With Valentine’s Day right around the corner and strawberries on sale, I wanted to create an easy Valentine’s Day dessert. Mini donut muffins are something I like to whip up whenever I’m in the need for something quick and easy. My friends seem to love them as much as I do.
I’ve made baked strawberry donuts before, but I wanted to try making a strawberry muffin donut version. These donut muffins have a mild strawberry flavor and are topped with strawberry pieces.
I experimented with different ways to add the strawberries. I wanted the tops to have a strawberry heart but placing the strawberry piece on top caused an uneven lumpy surface during baking. Plus, the pretty hearts! However, once coated in sugar, I quite like how they turned out.
I also made a version with chopped strawberries mixed into the batter. These came out with much more even tops but they are a little plain in appearance.
To enhance the strawberry color, I added just a touch of food coloring to counteract the browning that occurs as the muffins bake. I love the blushing pink color of the muffins.
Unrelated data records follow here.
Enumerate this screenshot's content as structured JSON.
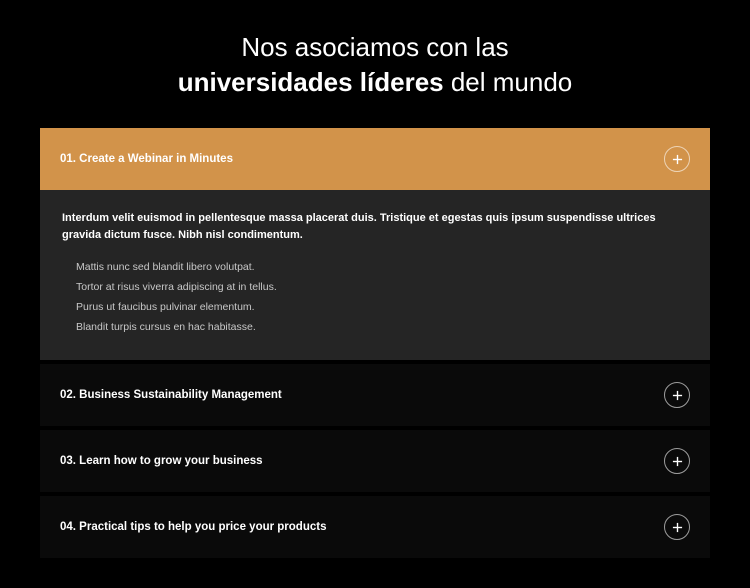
{
  "heading": {
    "line1_prefix": "Nos asociamos con las",
    "line2_bold": "universidades líderes",
    "line2_suffix": " del mundo"
  },
  "accordion": {
    "items": [
      {
        "title": "01. Create a Webinar in Minutes",
        "expanded": true,
        "content": {
          "intro": "Interdum velit euismod in pellentesque massa placerat duis. Tristique et egestas quis ipsum suspendisse ultrices gravida dictum fusce. Nibh nisl condimentum.",
          "bullets": [
            "Mattis nunc sed blandit libero volutpat.",
            "Tortor at risus viverra adipiscing at in tellus.",
            "Purus ut faucibus pulvinar elementum.",
            "Blandit turpis cursus en hac habitasse."
          ]
        }
      },
      {
        "title": "02. Business Sustainability Management",
        "expanded": false
      },
      {
        "title": "03. Learn how to grow your business",
        "expanded": false
      },
      {
        "title": "04. Practical tips to help you price your products",
        "expanded": false
      }
    ]
  },
  "colors": {
    "accent": "#d2934a",
    "background": "#000000",
    "panel": "#252525"
  }
}
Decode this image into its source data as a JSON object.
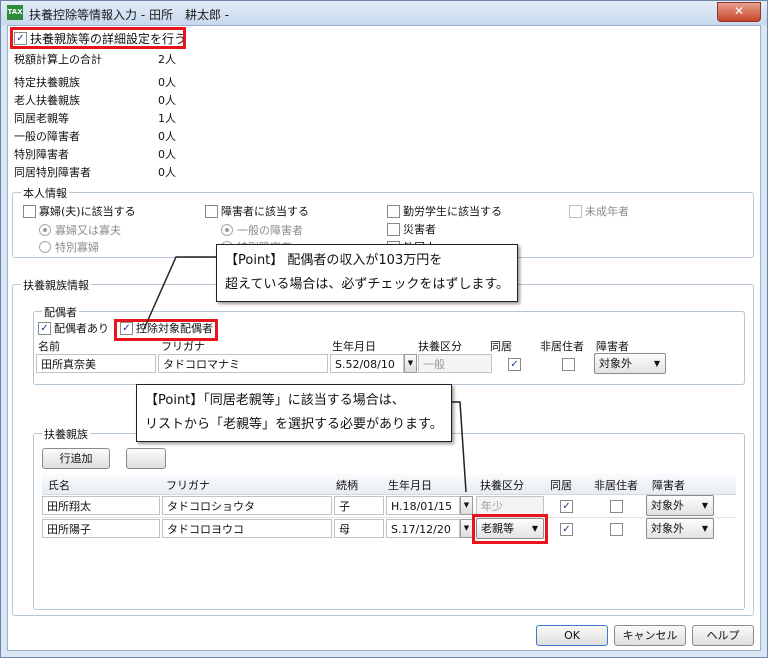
{
  "window": {
    "title": "扶養控除等情報入力 - 田所　耕太郎 -",
    "icon_label": "TAX",
    "close_symbol": "✕"
  },
  "detail_toggle": {
    "label": "扶養親族等の詳細設定を行う",
    "checked": true
  },
  "summary": [
    {
      "label": "税額計算上の合計",
      "value": "2人"
    },
    {
      "label": "特定扶養親族",
      "value": "0人"
    },
    {
      "label": "老人扶養親族",
      "value": "0人"
    },
    {
      "label": "同居老親等",
      "value": "1人"
    },
    {
      "label": "一般の障害者",
      "value": "0人"
    },
    {
      "label": "特別障害者",
      "value": "0人"
    },
    {
      "label": "同居特別障害者",
      "value": "0人"
    }
  ],
  "self_info": {
    "title": "本人情報",
    "widow": {
      "label": "寡婦(夫)に該当する",
      "options": [
        "寡婦又は寡夫",
        "特別寡婦"
      ]
    },
    "disabled": {
      "label": "障害者に該当する",
      "options": [
        "一般の障害者",
        "特別障害者"
      ]
    },
    "student": {
      "label": "勤労学生に該当する"
    },
    "disaster": {
      "label": "災害者"
    },
    "foreigner": {
      "label": "外国人"
    },
    "minor": {
      "label": "未成年者"
    }
  },
  "dependents_info": {
    "title": "扶養親族情報"
  },
  "spouse": {
    "title": "配偶者",
    "has_spouse": {
      "label": "配偶者あり",
      "checked": true
    },
    "deduction": {
      "label": "控除対象配偶者",
      "checked": true
    },
    "headers": [
      "名前",
      "フリガナ",
      "生年月日",
      "扶養区分",
      "同居",
      "非居住者",
      "障害者"
    ],
    "row": {
      "name": "田所真奈美",
      "kana": "タドコロマナミ",
      "birth": "S.52/08/10",
      "category": "一般",
      "cohabit": true,
      "nonresident": false,
      "disability": "対象外"
    }
  },
  "dependents": {
    "title": "扶養親族",
    "add_button": "行追加",
    "headers": [
      "氏名",
      "フリガナ",
      "続柄",
      "生年月日",
      "扶養区分",
      "同居",
      "非居住者",
      "障害者"
    ],
    "rows": [
      {
        "name": "田所翔太",
        "kana": "タドコロショウタ",
        "relation": "子",
        "birth": "H.18/01/15",
        "category": "年少",
        "cohabit": true,
        "nonresident": false,
        "disability": "対象外"
      },
      {
        "name": "田所陽子",
        "kana": "タドコロヨウコ",
        "relation": "母",
        "birth": "S.17/12/20",
        "category": "老親等",
        "cohabit": true,
        "nonresident": false,
        "disability": "対象外"
      }
    ]
  },
  "callouts": {
    "spouse": [
      "【Point】 配偶者の収入が103万円を",
      "超えている場合は、必ずチェックをはずします。"
    ],
    "parent": [
      "【Point】「同居老親等」に該当する場合は、",
      "リストから「老親等」を選択する必要があります。"
    ]
  },
  "footer": {
    "ok": "OK",
    "cancel": "キャンセル",
    "help": "ヘルプ"
  },
  "icons": {
    "checkmark": "✓",
    "dropdown": "▼"
  },
  "colors": {
    "highlight": "#e5151b",
    "checkmark": "#1a3b8f"
  }
}
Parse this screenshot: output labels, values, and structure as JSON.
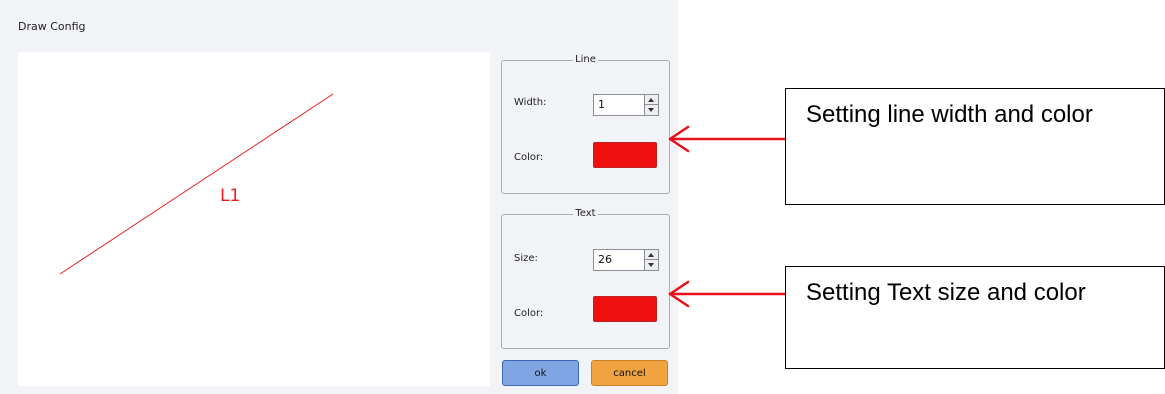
{
  "dialog": {
    "title": "Draw Config",
    "canvas": {
      "label": "L1",
      "line_color": "#ee1c1c"
    },
    "line_group": {
      "title": "Line",
      "width_label": "Width:",
      "width_value": "1",
      "color_label": "Color:",
      "color": "#ee0f0f"
    },
    "text_group": {
      "title": "Text",
      "size_label": "Size:",
      "size_value": "26",
      "color_label": "Color:",
      "color": "#ee0f0f"
    },
    "buttons": {
      "ok": "ok",
      "cancel": "cancel"
    }
  },
  "annotations": {
    "line_callout": "Setting line width and color",
    "text_callout": "Setting Text size and color",
    "arrow_color": "#e8101a"
  }
}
Fluffy and light, they taste like old fashioned donuts baked into mini muffin form.
Strawberry Donut Muffins
- 3/4 cup white granulated sugar
- 1 large egg
- 1 1/2 cups all purpose flour
- 2 tsp baking powder
- 1/4 tsp salt
- 1/4 tsp ground nutmeg
- 1/4 tsp cinnamon
- 1/4 cup vegetable oil
- 1/2 cup fat free milk
- 1 tsp vanilla extract
- 1/4 cup fresh strawberry puree
- 2-3 drops of pink food coloring
- 30 cut-out strawberry heart slices or 4 tbsp of finely chopped fresh strawberries
- granulated sugar for coating
- Preheat oven to 350°F. Grease two mini muffin pans.
- To make the strawberry puree, add about 1 cup of washed and hulled strawberries into a food processor. Add 1-2 tbsp of water and blend on high speed until strawberries are completely pureed. You will have more than a 1/4 cup of puree. You can use the rest for another recipe or for a smoothie.
- In a large bowl, add sugar and egg. Whisk until smooth. Add in flour, baking powder, salt, nutmeg, cinnamon, vegetable oil, milk, vanilla, 1/4 cup strawberry puree. Whisk until batter is almost completely smooth. Very small lumps are okay. Add in the food coloring and whisk until completely combined into batter and batter becomes an even shade of light pink. If you are making these muffins without strawberry pieces on top, stir in 4 tbsp of finely chopped strawberries. If you are decorating the muffins with strawberries on top, you do not need to add the finely chopped strawberries.
- Spoon batter into greased muffin pan, filling them about 2/3 full. If you are decorating with strawberry pieces, gently place one on top of each muffin.
- Bake for about 14-15 minutes or until muffins are cooked. Allow muffins to cool a few minutes. Using a small and thin spatula, loosen the edges of the muffins to remove them from pan.
- If desired, coat tops of muffins in sugar.
- This recipe works best with fresh strawberries. Frozen strawberries retain too much water which will affect the batter.
- The muffins are sweet enough without the sugar coating, but the coating does give them a nicer appearance.
- Nutrition estimate does not include the sugar coating.
The nutrition information provided are only estimates based on an online nutritional calculator. I am not a certified nutritionist. Please consult a professional nutritionist or doctor for accurate information and any dietary restrictions and concerns you may have.